Reasonably perfect – an occupier’s duty of reasonable care

On Sunday 25 November 2012, Ms Colleen McQuillan slipped and fell on a grape in the fruit and vegetable section of the Woolworths supermarket at Leichhardt. This occurred approximately 6 minutes after the supermarket opened for business that day at 10am. Ms McQuillan commenced proceedings in the District Court of NSW against Woolworths Limited (Woolworths) as the operator and occupier of the supermarket, claiming damages for injuries sustained.

The case proceeded to hearing before Justice Maiden SC on the separate question of liability. His Honour found that the presence of the grape on the floor was more likely the result of activities of Woolworth’s staff prior to the supermarket opening and had been overlooked in the activity occurring in preparation for the store opening for business. His Honour found that all training provided to staff was appropriate and that there was no evidence that the system of cleaning and inspection of the supermarket could be improved. However, it was held that there was no evidence as to whether the pre-opening inspection had been conducted as per the system. His Honour found that there was no one specifically assigned to the produce area from 10am to the time of Ms McQuillan’s fall and had there been a person so assigned, based on the training given, the risk of grapes on the floor would have been identified. His Honour found in favour of Ms McQuillan and awarded her the agreed sum of $151,000 plus interest and costs.

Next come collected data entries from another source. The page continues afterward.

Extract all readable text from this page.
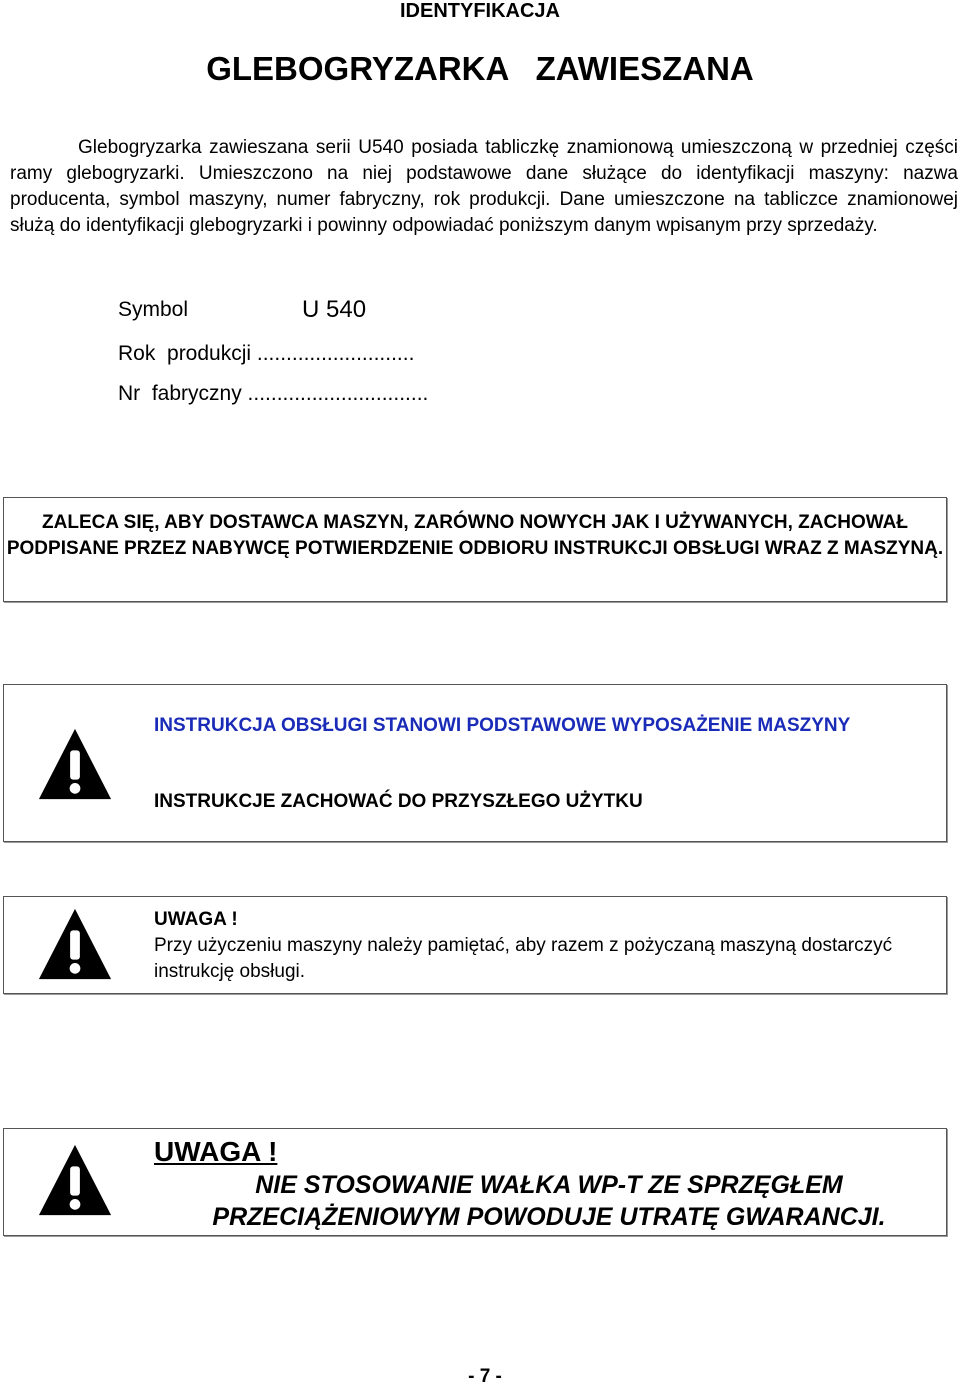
IDENTYFIKACJA
GLEBOGRYZARKA   ZAWIESZANA

Glebogryzarka zawieszana serii U540 posiada tabliczkę znamionową umieszczoną w przedniej części ramy glebogryzarki. Umieszczono na niej podstawowe dane służące do identyfikacji maszyny: nazwa producenta, symbol maszyny, numer fabryczny, rok produkcji. Dane umieszczone na tabliczce znamionowej służą do identyfikacji glebogryzarki i powinny odpowiadać poniższym danym wpisanym przy sprzedaży.

Symbol	U 540
Rok  produkcji ...........................
Nr  fabryczny ...............................
ZALECA SIĘ, ABY DOSTAWCA MASZYN, ZARÓWNO NOWYCH JAK I UŻYWANYCH, ZACHOWAŁ PODPISANE PRZEZ NABYWCĘ POTWIERDZENIE ODBIORU INSTRUKCJI OBSŁUGI WRAZ Z MASZYNĄ.
INSTRUKCJA OBSŁUGI STANOWI PODSTAWOWE WYPOSAŻENIE MASZYNY
INSTRUKCJE ZACHOWAĆ DO PRZYSZŁEGO UŻYTKU
UWAGA !
Przy użyczeniu maszyny należy pamiętać, aby razem z pożyczaną maszyną dostarczyć instrukcję obsługi.
UWAGA !
NIE STOSOWANIE WAŁKA WP-T ZE SPRZĘGŁEM PRZECIĄŻENIOWYM POWODUJE UTRATĘ GWARANCJI.
- 7 -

Woolworths appealed this decision on six grounds, including:

  1. that his Honour erred in reaching his findings, as the onus of proof was reversed;
  2. that the grape was on the floor prior to the opening of the supermarket and;
  3. that Woolworths failed to take reasonable precautions against the risk of patrons slipping.

Woolworths further submitted that:

  1. a single grape on the floor in the produce section of a supermarket is insufficient to establish want of reasonable care and resulting breach of duty;
  2. Failure to identify a single grape on the floor was insufficient to establish that there was not “a proper lookout”; Woolworths’ duty required reasonable care, not perfection.
  3. It was equally likely that a customer had caused the grape to be displaced in the period between the supermarket opening and the incident;
  4. The primary judge erred, as what could not be seen in CCTV footage was relied upon as evidence that Woolworths’ staff were not present in the produce area at a particular time.
  5. The Primary Judge did not make any findings as to what reasonable care required, in relation to the minimum method or frequency of inspections by staff working in the produce area. As his Honour found that all training provided to staff was appropriate and that there was no evidence that the system of cleaning and inspection of the supermarket could be improved, Woolworths submitted that his Honour’s ultimate finding was consistent with no negligence. It was submitted that any finding of negligence by Woolworth’s staff required keeping a “perfect lookout”, rather than exercising reasonable care to keep a “proper lookout” for potential hazards on the floor.

The Court of Appeal considered whether a reasonable person in Woolworths position would have taken any additional precautions. Their findings were as follows:

  1. The Primary judge’s factual finding, that the grape was displaced prior to the supermarket commencing trade was set aside. As the entirety of the area could not be seen within the footage, the CCTV footage was not determinative of whether staff were present or not.
  2. The primary judge drew a Jones v Dunkel inference against Woolworths for failing to call the staff members shown in the CCTV footage. However, as his Honour did not accept that it was likely that the grape was dropped by one of the staff members seen in the footage, the Court of Appeal considered it unnecessary for his Honour to make that inference. It was held that the primary judge erred in drawing an inference against Woolworths for not calling the staff from the produce area and that there was no evidentiary burden on Woolworths to do so.
  3. As the finding that the grape was on the floor prior to opening was to be set aside, the finding of negligence by Woolworths’ staff in the produce area prior to the supermarket opening could not stand.
  4. Even if the grape had been present on the floor prior to opening, an established system of cleaning was in place and there was no evidence that there was a departure from that system.
  5. A failure to observe a single grape on the floor was not a casual act of negligence.
  6. It was not part of Ms McQuillan’s case that Woolworths was required to have all parts of the floor under observation for every minute that the store was open to customers. However, in effect, that was the premise of the trial judge’s finding on causation, which is inconsistent with his earlier finding that the system could not be improved.

In a unanimous judgment by Justices Gleeson, Payne and Basten, the appeal was allowed. Ms McQuillan was ordered to pay Woolworths’ costs in both the District Court and the Court of Appeal.